Still, according to one anonymous ARTF safety walker, “They gave background information on rape… not any walking techniques or self defense.” If he had this training, he felt, it would make him feel more comfortable when walking students. “If I was in that situation, I wouldn’t know what to do.”
Tim Higgins, a junior history major, is serving the ARTF for the second time. He agrees that he didn’t feel very well prepared. When asked what he would do if a situation arose, he responded “I would hit them with my Maglite.”
It seemed that the safety walkers on duty viewed their positions to be characteristic of vigilante justice. ARTF, however, is a chaperone program that relies on strength in numbers rather than physical violence.
Sasha McGarvey, assistant director of SBI Health Education, says volunteer numbers fluctuate. “I would say [there are] about five consistent for walk stations, more for vans.” Fischer noted that the lack of help and support from the student body is one of the reasons why they only offer walks five days a week.
To add to the difficulty of limited hours, there is always a chance that the walks will not be offered if volunteers and students required to do community service fail to show up. While the ARTF walkers have to fill their required hours from judicial affairs in the selected time period, there is no punishment for absence. “On the night of the Super Bowl, we didn’t have it because no one showed up,” Fischer says.
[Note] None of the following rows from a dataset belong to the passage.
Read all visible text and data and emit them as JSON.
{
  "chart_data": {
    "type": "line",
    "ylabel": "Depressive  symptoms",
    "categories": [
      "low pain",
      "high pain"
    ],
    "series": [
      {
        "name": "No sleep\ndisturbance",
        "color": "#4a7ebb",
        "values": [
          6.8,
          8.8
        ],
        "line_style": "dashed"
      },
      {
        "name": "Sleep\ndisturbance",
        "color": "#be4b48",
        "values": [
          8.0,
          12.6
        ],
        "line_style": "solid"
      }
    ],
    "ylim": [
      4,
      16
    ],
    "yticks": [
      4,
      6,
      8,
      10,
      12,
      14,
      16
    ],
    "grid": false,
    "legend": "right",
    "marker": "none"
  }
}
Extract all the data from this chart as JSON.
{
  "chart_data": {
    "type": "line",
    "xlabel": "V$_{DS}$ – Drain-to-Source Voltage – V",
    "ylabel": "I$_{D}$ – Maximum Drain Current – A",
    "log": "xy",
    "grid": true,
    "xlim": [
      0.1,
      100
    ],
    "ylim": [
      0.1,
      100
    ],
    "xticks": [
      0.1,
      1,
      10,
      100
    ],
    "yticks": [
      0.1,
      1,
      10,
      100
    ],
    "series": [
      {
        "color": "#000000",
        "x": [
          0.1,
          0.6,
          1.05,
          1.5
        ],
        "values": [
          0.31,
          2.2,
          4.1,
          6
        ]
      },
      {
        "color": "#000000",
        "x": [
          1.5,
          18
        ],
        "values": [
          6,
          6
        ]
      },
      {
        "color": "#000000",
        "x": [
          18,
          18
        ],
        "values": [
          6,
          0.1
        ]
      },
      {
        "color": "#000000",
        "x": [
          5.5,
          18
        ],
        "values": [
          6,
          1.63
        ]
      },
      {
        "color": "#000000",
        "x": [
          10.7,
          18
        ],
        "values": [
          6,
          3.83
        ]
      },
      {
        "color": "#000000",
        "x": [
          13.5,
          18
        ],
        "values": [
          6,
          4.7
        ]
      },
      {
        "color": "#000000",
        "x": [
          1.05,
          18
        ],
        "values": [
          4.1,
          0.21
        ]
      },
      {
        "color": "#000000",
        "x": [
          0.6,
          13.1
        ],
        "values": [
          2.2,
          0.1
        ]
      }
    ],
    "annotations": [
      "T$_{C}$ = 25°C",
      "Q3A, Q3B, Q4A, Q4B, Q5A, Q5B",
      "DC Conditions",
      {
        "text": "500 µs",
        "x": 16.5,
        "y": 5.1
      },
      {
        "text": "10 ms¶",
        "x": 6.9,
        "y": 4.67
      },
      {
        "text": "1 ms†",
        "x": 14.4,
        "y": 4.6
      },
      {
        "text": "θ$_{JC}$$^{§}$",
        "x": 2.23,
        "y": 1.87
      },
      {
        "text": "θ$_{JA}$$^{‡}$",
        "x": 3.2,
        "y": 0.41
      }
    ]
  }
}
Though there will always be a stream of students assigned to community service, the program cannot rely on those people alone. Some feel that the current students are not given the proper materials and preparation needed to allow them perform their jobs at a comfortable level. This increase in training cannot be done by the ARTF alone, and it is crucial that students volunteer and get involved in a valuable service that helps improve campus safety.
Hicks admits that if he did not have to do it for community service, he would not volunteer. “I will never ever volunteer for anti-rape unless there is cash money,” he says.
Students are aware of the ARTF, though, and even if they do not use it, they seem to understand the importance of a service that helps provide campus safety. Since the ARTF does not have the funding to hire a full-time staff, they depend on student involvement. Fischer adds that student organizations, fraternities, sororities, and athletic teams would all be welcome volunteers. Plus, she adds, it might even be fun.
“We believe that this service can exist on volunteers. We encourage people to give back to their college community,” says Fischer.